The potential utility of FIB for routine (and novel) applications has come to forefront recently due to advances in ion optics which now allow formation of focused ion probe of better than ∼10-20 nm containing current density exceeding several A/cm2, with a liquid metal source (typically Gallium). The small ion probe size, coupled with shallow sputtering depth - yet high sputtering yield of ions, has opened several opportunities in machining, lithography and ion-assisted deposition.[1-3] These developments, including automation, multi-specimen stages, cross-compatible specimen holders for FIB/TEM/SEM, use of in-situ electron beam (so-called dual beam), coupled with innovations such as the “lift-off” process[4], have provided an invaluable set of tools for microelectronic defect characterization. However, re-deposition (contamination), ion implantation/damage especially for desirable thinner sections (<∼50 nm) remain major concerns for further applications.

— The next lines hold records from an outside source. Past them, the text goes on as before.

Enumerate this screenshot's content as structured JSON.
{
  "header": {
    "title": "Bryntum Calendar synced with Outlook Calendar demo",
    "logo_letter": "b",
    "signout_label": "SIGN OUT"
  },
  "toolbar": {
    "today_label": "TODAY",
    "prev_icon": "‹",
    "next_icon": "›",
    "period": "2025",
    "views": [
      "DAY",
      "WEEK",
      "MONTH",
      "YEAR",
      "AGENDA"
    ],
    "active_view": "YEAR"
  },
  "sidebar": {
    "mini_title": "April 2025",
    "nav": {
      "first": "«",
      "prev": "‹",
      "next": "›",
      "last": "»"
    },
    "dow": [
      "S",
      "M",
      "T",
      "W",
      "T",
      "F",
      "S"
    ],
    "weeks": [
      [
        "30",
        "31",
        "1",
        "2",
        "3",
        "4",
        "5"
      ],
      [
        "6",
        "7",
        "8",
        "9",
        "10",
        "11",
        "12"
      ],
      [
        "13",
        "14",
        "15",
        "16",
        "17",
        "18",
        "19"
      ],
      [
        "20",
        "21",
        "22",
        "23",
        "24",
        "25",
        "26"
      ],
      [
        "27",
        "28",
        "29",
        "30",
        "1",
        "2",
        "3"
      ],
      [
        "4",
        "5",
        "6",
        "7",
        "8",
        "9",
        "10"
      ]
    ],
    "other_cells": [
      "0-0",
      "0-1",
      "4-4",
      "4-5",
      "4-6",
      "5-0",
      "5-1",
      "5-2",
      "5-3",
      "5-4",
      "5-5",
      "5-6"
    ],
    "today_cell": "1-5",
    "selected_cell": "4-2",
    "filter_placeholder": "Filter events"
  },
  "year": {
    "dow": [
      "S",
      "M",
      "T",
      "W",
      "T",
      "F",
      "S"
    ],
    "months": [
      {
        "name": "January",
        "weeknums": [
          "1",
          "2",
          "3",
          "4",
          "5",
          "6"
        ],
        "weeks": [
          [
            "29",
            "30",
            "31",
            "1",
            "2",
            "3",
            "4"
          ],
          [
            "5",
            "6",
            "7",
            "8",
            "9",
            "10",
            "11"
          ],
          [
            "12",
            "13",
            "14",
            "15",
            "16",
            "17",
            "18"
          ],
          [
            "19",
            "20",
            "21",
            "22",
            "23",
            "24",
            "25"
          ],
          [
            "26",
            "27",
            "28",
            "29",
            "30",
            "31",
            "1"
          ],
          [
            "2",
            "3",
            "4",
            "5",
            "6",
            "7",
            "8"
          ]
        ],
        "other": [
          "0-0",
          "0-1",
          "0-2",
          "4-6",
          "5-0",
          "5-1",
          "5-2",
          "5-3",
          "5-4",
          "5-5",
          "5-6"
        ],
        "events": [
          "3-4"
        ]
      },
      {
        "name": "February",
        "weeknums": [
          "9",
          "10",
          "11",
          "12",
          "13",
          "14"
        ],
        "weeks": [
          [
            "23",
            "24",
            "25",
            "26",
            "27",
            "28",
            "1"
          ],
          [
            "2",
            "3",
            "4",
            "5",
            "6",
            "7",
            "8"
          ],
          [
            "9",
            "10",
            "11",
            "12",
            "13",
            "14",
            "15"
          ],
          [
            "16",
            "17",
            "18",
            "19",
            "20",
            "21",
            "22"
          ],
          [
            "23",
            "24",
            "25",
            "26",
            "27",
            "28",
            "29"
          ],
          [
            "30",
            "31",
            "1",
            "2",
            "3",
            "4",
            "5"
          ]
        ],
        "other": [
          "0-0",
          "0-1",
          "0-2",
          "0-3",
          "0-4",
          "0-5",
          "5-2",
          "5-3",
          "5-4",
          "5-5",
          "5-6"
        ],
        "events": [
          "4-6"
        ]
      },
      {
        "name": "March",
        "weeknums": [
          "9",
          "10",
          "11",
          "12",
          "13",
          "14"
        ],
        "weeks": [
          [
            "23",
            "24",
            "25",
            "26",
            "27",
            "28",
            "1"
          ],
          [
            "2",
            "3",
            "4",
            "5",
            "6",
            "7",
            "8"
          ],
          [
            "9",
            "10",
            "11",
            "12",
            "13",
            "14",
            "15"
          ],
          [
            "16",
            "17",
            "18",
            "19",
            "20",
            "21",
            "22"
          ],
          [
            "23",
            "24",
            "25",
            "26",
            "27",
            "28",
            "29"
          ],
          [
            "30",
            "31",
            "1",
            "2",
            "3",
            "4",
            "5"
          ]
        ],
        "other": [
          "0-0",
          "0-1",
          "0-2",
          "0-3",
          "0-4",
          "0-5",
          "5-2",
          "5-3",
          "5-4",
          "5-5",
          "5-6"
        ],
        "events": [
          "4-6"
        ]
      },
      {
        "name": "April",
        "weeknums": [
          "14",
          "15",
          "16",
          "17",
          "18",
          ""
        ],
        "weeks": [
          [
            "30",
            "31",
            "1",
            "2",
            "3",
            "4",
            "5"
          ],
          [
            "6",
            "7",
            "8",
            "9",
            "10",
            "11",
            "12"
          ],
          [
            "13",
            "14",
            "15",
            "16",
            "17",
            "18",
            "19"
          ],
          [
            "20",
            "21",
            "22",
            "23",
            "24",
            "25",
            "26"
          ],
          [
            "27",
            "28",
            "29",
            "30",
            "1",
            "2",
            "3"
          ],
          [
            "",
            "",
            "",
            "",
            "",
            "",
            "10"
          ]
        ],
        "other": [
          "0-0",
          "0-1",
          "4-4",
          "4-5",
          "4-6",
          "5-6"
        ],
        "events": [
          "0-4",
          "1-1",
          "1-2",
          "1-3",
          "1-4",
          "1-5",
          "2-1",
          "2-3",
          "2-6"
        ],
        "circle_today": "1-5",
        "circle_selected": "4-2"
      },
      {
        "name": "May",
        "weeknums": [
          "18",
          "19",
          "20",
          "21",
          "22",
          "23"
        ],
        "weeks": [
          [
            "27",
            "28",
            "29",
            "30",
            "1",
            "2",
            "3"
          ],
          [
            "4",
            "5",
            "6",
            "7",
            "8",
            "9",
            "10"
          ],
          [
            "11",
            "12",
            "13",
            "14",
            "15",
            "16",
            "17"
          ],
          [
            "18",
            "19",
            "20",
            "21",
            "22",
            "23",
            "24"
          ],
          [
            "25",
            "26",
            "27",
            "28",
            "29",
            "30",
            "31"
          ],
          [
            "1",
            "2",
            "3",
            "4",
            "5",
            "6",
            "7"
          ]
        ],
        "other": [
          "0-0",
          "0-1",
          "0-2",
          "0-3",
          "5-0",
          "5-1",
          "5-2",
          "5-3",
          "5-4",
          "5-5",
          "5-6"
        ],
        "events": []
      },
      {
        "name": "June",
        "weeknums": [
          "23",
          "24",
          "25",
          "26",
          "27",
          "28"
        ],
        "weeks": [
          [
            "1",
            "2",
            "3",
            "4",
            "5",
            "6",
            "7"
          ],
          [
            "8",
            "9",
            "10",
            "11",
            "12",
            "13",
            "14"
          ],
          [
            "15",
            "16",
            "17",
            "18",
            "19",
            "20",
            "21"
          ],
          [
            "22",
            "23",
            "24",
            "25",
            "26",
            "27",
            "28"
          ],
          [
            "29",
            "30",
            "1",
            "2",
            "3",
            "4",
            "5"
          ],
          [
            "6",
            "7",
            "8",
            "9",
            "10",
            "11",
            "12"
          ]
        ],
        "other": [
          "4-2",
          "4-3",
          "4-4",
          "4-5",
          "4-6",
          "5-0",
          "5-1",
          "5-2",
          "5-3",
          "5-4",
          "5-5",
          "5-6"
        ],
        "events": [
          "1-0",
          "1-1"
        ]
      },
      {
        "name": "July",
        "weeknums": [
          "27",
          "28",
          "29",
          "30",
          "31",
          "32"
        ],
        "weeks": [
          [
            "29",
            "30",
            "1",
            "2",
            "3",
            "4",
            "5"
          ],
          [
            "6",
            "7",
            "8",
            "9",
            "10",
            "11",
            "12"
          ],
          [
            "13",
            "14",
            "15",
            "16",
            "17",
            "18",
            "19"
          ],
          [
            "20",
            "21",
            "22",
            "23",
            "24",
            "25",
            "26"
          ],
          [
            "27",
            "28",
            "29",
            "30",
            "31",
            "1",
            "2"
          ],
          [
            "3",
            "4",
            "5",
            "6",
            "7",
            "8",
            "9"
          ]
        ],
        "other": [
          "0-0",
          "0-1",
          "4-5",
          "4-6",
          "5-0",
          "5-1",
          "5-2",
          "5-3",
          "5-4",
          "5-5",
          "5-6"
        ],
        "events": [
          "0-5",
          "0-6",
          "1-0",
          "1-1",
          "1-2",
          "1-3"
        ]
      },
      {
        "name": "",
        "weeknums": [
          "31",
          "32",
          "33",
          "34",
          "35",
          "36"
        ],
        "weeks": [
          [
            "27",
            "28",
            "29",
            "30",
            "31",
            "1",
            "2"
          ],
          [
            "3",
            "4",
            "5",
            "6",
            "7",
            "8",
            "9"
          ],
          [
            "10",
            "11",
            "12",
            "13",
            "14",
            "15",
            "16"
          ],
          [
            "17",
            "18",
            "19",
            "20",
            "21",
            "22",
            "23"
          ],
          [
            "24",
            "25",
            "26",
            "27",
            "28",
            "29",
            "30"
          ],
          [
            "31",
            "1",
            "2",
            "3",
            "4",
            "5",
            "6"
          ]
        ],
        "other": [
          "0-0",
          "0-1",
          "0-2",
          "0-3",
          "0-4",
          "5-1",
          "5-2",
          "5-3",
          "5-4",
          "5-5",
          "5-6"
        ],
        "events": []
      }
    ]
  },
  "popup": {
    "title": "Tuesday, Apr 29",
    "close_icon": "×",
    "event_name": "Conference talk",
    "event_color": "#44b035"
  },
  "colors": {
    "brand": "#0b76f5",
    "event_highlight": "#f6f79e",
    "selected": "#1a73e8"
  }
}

While much of the excitement in TEM community for FIB is due to thin foil specimen preparation (especially in microelectronics), we have been exploiting the site-specific micromachining aspect of FIB beyond specimen preparation for TEM, which is the focus of this contribution. Two broad themes will be presented: One exploits the site-specificity of FIB in making thin sections (including lift-off) at and across localized deformation as in indentation response of micro/nanocomposites. The other involves FIB as a fabrication tool for sputtering/drilling arbitrary shapes and sizes down to 20-50 nm, to enhance functional aspects.